Parkinson’s Activity Recognition and Severity Prediction Using Ensemble MCSVM
نویسندگان
1 Department of Computer Science and Engineering, Sri Sairam Institute of Technology, Tamilnadu, India
2 Department of Computer Science and Engineering, Sri Sairam Engineering College, Tamilnadu, India
doi
10.22034/ircmj.2025.514633.2038چکیده
Background and Objectives: Parkinson’s Disease (PD) is a progressive neurological disorder where timely identification and monitoring of severity are essential for effective management. Wearable technology enables continuous, at-home monitoring of PD severity, reducing the dependency on in-person evaluations. This study proposes a Multi-Class Support Vector Machine (MCSVM) with an ensemble learning approach to classify behaviors and predict PD severity. Methods: Data was collected using wearable sensors, such as gyroscopes and accelerometers, which capture movement patterns. The classification framework integrates multiple machine learning models, including random forests, k-nearest neighbors, and decision trees, using a voting-based ensemble approach to enhance prediction reliability. MCSVM was employed to address the multi-class classification challenge, categorizing behaviors into three severity levels: mild, moderate, and severe. Results: Experimental validation demonstrated the effectiveness of the proposed method, achieving 99.89% accuracy in activity detection and 99.95% reliability in severity predictions.
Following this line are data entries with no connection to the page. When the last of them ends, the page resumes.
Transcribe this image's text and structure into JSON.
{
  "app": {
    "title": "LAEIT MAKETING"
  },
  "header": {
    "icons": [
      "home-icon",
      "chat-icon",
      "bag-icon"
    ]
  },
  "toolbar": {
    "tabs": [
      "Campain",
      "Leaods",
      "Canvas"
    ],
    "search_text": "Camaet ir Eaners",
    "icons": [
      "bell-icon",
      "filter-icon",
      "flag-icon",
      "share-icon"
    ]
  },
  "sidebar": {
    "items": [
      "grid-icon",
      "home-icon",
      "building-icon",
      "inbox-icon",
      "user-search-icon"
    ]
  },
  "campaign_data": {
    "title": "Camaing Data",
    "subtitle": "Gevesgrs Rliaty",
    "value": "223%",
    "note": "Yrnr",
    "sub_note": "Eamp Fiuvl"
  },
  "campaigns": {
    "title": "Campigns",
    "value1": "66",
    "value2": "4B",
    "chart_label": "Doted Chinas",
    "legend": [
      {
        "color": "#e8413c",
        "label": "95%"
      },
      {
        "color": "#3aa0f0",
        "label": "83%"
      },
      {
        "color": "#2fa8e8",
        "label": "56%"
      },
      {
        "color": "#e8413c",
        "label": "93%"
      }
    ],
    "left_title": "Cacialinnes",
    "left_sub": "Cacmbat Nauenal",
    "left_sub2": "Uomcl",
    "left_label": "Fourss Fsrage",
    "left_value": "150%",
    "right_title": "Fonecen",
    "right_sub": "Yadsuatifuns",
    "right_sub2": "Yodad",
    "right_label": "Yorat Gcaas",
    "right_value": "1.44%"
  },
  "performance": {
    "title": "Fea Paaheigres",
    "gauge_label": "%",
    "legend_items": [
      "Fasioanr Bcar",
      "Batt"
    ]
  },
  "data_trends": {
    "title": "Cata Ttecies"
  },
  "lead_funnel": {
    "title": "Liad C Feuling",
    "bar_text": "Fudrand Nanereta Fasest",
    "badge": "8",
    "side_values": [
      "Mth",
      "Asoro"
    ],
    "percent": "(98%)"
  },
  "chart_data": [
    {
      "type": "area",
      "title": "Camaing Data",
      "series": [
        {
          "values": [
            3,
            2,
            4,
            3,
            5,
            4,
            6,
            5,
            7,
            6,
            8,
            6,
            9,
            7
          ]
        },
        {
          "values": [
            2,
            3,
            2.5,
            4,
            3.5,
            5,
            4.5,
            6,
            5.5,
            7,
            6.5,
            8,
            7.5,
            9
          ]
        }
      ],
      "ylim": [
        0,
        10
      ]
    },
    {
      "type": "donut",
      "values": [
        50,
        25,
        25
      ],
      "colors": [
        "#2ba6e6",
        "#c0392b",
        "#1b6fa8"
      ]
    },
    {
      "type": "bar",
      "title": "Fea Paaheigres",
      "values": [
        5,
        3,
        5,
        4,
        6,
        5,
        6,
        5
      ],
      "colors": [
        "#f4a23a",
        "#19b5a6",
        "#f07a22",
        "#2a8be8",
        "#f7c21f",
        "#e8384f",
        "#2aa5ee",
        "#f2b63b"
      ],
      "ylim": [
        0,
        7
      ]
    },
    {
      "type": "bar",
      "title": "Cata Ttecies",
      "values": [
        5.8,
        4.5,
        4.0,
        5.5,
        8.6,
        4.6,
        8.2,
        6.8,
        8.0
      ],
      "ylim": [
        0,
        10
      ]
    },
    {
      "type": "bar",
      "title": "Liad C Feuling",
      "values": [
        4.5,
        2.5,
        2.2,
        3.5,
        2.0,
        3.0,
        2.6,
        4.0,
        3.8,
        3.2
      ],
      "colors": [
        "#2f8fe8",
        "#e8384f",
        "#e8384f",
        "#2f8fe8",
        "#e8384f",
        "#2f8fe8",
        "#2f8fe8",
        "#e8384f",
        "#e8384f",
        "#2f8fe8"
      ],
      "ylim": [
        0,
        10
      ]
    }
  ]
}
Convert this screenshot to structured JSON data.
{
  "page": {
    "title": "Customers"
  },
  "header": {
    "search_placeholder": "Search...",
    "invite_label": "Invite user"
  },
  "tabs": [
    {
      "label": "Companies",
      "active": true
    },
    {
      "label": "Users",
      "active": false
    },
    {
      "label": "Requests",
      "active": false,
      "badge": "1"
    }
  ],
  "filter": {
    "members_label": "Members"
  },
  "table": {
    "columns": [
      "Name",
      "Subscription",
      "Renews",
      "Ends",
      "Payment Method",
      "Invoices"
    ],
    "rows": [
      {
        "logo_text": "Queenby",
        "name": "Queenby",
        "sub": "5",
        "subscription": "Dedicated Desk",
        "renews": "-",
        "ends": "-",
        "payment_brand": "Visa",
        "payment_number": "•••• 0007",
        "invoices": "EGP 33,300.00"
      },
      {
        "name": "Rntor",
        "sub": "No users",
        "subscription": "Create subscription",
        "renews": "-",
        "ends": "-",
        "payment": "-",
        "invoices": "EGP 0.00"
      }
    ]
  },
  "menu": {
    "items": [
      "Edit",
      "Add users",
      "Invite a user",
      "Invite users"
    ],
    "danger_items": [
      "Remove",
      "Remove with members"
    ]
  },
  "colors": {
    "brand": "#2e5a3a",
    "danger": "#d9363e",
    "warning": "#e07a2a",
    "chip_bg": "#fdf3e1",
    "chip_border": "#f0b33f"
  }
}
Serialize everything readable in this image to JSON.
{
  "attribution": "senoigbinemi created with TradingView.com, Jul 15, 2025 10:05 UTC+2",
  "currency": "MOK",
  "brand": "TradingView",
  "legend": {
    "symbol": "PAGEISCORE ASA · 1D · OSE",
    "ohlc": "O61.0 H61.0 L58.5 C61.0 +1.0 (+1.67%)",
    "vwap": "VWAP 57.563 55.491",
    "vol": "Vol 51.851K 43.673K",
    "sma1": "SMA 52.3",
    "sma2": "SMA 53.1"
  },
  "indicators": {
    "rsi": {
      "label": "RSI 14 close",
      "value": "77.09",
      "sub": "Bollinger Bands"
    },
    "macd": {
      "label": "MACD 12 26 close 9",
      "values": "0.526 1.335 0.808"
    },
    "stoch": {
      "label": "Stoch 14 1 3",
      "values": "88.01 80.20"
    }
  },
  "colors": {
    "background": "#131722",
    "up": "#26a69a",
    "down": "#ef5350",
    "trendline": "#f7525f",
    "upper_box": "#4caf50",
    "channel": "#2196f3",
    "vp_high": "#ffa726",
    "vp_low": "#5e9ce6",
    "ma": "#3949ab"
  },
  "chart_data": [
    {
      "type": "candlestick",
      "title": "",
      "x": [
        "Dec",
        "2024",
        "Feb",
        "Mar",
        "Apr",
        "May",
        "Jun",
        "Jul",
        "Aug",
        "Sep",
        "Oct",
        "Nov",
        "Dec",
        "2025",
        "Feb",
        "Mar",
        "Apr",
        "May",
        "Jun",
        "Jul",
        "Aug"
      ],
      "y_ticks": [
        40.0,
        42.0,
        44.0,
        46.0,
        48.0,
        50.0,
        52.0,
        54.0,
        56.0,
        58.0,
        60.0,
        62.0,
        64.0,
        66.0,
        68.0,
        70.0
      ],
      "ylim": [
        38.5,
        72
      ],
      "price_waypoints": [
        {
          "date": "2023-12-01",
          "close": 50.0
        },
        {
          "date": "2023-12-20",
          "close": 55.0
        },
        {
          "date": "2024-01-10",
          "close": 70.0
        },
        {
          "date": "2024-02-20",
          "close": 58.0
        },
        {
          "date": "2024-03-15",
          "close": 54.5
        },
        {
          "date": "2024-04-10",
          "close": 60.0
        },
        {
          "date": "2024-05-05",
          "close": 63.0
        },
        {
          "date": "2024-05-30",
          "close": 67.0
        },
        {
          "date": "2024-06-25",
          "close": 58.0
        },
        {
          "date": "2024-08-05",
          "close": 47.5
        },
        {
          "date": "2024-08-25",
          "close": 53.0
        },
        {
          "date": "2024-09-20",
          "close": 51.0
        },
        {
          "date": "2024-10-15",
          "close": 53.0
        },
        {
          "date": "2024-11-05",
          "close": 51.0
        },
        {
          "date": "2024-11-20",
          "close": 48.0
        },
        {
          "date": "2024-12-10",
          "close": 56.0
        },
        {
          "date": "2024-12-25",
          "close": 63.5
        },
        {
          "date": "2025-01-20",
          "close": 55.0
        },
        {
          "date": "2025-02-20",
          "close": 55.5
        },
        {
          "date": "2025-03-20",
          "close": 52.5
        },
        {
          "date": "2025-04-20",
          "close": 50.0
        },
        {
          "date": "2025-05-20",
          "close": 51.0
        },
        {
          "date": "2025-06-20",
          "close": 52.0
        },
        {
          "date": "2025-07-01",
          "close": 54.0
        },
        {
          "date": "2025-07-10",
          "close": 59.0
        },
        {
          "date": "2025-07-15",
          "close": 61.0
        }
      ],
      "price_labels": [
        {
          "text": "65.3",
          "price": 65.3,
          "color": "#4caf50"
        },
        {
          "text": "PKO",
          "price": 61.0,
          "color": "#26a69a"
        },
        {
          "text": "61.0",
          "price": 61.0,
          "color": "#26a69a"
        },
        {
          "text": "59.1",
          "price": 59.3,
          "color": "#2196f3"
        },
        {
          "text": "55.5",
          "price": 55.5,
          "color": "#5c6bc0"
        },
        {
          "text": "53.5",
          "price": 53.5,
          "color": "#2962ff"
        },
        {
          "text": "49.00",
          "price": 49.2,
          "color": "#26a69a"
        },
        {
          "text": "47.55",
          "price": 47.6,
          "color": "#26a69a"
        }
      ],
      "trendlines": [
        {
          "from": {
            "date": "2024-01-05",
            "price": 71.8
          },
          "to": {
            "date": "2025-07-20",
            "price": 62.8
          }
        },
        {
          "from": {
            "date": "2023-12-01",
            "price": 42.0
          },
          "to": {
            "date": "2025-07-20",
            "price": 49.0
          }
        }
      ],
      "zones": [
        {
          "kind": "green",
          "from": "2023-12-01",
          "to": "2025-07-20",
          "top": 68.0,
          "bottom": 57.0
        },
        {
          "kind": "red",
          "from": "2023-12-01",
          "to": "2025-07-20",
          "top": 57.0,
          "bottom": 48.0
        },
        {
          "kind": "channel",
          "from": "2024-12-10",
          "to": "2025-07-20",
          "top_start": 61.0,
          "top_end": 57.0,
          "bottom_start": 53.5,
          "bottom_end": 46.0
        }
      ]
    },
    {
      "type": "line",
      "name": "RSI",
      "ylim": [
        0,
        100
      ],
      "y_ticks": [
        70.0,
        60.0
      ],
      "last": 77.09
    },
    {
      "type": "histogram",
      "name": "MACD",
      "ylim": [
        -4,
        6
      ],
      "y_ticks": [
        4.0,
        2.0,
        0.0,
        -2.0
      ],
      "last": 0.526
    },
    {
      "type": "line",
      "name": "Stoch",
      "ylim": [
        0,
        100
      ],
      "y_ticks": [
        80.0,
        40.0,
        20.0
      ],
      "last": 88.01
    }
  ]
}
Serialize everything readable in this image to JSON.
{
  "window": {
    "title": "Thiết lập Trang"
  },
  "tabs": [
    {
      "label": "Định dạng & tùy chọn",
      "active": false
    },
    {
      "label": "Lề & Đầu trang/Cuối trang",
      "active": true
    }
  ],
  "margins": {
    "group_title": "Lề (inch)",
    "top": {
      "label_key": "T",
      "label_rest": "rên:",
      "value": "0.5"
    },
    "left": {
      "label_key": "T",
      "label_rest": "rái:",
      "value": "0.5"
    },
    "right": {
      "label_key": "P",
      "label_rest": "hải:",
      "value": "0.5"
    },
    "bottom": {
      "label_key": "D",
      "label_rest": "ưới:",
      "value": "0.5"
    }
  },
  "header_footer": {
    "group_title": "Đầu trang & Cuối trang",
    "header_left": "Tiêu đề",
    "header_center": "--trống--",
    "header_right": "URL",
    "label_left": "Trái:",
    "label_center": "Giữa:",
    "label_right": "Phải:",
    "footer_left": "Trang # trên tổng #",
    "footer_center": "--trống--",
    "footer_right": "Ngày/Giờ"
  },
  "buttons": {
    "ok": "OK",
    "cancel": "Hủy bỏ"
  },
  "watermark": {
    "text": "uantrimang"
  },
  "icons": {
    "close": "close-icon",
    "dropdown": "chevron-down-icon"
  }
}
The ensemble approach reduced bias and variance leading to more consistent forecasts compared to individual classifiers. Conclusion: The results highlight the potential of wearable sensor-based systems in providing accurate, real-time PD severity assessments. By leveraging ensemble learning, the model ensures robustness against data variability, enhancing clinical applicability. The proposed system can assist physicians in managing PD by providing real-time motor-complication metrics, reducing the need for frequent clinical visits, and improving patient care.